Losing one’s sense of smell, or anosmia, can be a devastating experience. It can affect not only the enjoyment of food but also our ability to detect danger and our emotional well-being. For many people, the loss of smell is permanent and can result from a variety of conditions, including brain injuries and diseases such as covid-19. Two researchers at the Virginia Commonwealth University School of Medicine are working on a bionic device that they hope will help millions of people struggling with anosmia.
Craig Jerome, a nurse practitioner in North Carolina, contracted covid two years ago and lost his sense of smell. He is one of the many people who continue to experience anosmia even after recovering from covid. Richard Costanzo and Daniel Coelho hope their neuroprosthetic, which they call a “bionic nose,” can help Jerome and others like him.
The bionic nose is a device that uses microelectronics and computer processing, including artificial intelligence, to bypass the damaged olfactory cells and stimulate the brain directly with an implanted electrode array. A small external odor sensing piece will send signals to a microprocessor chip which will generate “unique digital fingerprints for different smells.” The chip will then relay the information via special radio wave frequencies to a receiver inside the skull to stimulate specific brain areas that generate a particular smell sensation or perception.
It will take five to ten years for a fully developed prototype to be ready for implantation and testing in patients. The researchers are currently conducting human studies to map out specific regions of the brain that, if stimulated, could generate smell perceptions. They are also planning studies to build a clinical version of their prototype that is safe and effective.
Studies to understand smell perceptions
An early version of the neuroprosthetic was tested on rats. The researchers cut the olfactory nerves of the rodents and surgically placed an electrode array by the olfactory brain area. Costanzo said they were able to bypass the cut nerves and activate the olfactory brain cells.
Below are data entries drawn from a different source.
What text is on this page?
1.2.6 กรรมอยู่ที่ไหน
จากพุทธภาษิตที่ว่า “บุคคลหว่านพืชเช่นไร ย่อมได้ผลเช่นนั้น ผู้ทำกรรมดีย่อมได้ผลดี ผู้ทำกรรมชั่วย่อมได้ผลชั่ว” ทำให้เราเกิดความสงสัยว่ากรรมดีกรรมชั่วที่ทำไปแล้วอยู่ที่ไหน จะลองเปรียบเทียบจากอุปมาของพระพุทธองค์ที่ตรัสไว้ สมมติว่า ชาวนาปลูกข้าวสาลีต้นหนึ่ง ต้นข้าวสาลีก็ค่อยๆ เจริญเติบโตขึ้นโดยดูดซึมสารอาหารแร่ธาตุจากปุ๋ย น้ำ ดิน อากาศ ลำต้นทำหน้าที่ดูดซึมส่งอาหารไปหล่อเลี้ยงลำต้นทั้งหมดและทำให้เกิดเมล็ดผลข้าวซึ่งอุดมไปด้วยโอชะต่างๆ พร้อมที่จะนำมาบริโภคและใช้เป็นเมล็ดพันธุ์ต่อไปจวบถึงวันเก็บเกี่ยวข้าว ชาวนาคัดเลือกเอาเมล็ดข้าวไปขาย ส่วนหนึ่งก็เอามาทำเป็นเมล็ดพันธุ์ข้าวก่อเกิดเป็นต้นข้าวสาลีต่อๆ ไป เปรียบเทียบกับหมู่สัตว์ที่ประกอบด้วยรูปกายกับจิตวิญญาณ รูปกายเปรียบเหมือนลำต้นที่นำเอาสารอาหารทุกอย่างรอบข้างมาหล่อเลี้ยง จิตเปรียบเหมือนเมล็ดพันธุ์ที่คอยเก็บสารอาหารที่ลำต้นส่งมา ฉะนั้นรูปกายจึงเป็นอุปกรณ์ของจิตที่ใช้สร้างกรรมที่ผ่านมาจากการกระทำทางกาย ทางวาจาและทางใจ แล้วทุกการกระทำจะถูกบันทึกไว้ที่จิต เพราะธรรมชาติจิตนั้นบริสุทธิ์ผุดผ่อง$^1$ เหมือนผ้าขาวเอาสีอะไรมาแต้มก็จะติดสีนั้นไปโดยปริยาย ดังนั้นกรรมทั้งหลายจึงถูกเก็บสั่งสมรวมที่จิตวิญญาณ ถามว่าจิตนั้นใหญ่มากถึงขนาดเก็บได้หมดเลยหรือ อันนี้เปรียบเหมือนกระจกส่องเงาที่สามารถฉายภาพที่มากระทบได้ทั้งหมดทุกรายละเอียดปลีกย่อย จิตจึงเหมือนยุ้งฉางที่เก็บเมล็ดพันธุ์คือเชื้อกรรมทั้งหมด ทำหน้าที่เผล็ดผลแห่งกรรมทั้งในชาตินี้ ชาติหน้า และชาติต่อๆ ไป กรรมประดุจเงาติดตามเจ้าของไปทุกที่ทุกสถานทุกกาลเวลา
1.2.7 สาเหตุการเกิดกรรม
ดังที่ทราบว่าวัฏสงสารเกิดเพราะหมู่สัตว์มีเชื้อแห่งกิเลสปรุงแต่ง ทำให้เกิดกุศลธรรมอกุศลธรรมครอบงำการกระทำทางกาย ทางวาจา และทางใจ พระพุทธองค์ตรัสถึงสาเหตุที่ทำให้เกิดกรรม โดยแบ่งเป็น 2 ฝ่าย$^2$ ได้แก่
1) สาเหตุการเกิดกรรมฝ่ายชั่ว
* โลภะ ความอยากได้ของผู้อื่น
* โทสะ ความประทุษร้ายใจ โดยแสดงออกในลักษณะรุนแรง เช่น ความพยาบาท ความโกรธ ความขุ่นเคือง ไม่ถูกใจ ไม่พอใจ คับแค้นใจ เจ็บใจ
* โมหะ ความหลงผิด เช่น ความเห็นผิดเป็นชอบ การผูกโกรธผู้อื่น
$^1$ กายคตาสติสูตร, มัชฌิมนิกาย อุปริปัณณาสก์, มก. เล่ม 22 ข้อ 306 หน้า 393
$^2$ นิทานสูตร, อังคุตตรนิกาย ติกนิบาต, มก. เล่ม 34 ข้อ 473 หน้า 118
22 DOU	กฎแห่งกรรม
“The rat could not tell us what they could smell, but we could record the electrical signals generated in the brain,” he said.
The researchers — collaborating with a former student of Costanzo, Mark Richardson — are now conducting human studies to map out specific regions of the brain that, if stimulated, could generate smell perceptions.
Richardson, director of functional neurosurgery at Massachusetts General Hospital, is studying epilepsy patients, who have electrodes placed in different regions of the brain to understand which areas are involved in seizures.
Those who agree to participate in the smell study are presented with different odors. Using recordings from the electrodes, the researchers are mapping brain areas associated with odor perceptions to determine the optimal sites for the olfactory electrode array.
“Figuring out how odor perception emerges from brain activity is a complex decoding problem,” Richardson said in an email, “but there may be multiple ways to re-create important aspects of smell for people with anosmia.”
The researchers also are planning studies to build a clinical version of their prototype that is safe and effective, they said.
The path to a commercial device
Across the Atlantic, the European Union is funding its own olfactory-implant project, called ROSE (Restoring Odorant detection and recognition in Smell dEficits). It launched in 2021 and involves seven institutions across Europe.
Thomas Hummel, head of the Smell & Taste Clinic at the Technical University of Dresden and a member of the consortium, says the ROSE researchers are partnering with Aryballe, a French company that makes a tiny sensor for odor analytics. The partners are currently experimenting with stimulating both the olfactory bulb and the prefrontal cortex. “All the parts that are needed for the device, they already exist,” he says. “The difficulty is to bring them together.” Hummel estimates that the consortium’s research could lead to a commercial product in 5 to 10 years. “It’s a question of effort and a question of funding,” he says.
Persaud, the e-nose expert, says the jury is out on whether a neuroprosthetic could be commercially viable. “Some people with anosmia would do anything to have that sense back to them,” he says. “It’s a question of whether there are enough of those people out there to make a market for this device,” he says, given that surgery and implants always carry some amount of risk.
The VCU researchers have already had an informal meeting with regulators from the U.S. Food and Drug Administration, and they’ve started the early steps of the process for approving an implanted medical device. But Moorehead, the investor who tends to focus on practical matters, says this dream team might not take the technology all the way to the finish line of an FDA-approved commercial system. He notes that there are plenty of existing medical-implant companies that have that expertise, such as the Australian company Cochlear, which dominates the cochlear-implant market. “If I can get [the project] to the stage where it’s attractive to one of those companies, if I can take some of the risk out of it for them, that will be my best effort,” Moorehead says.
Restoring people’s ability to smell and taste is the ultimate goal, Costanzo says. But until then, there’s something else he can give them. He often gets calls from desperate people with anosmia who have found out about his work. “They’re so appreciative that someone is working on a solution,” Costanzo says. “My goal is to provide hope for these people.”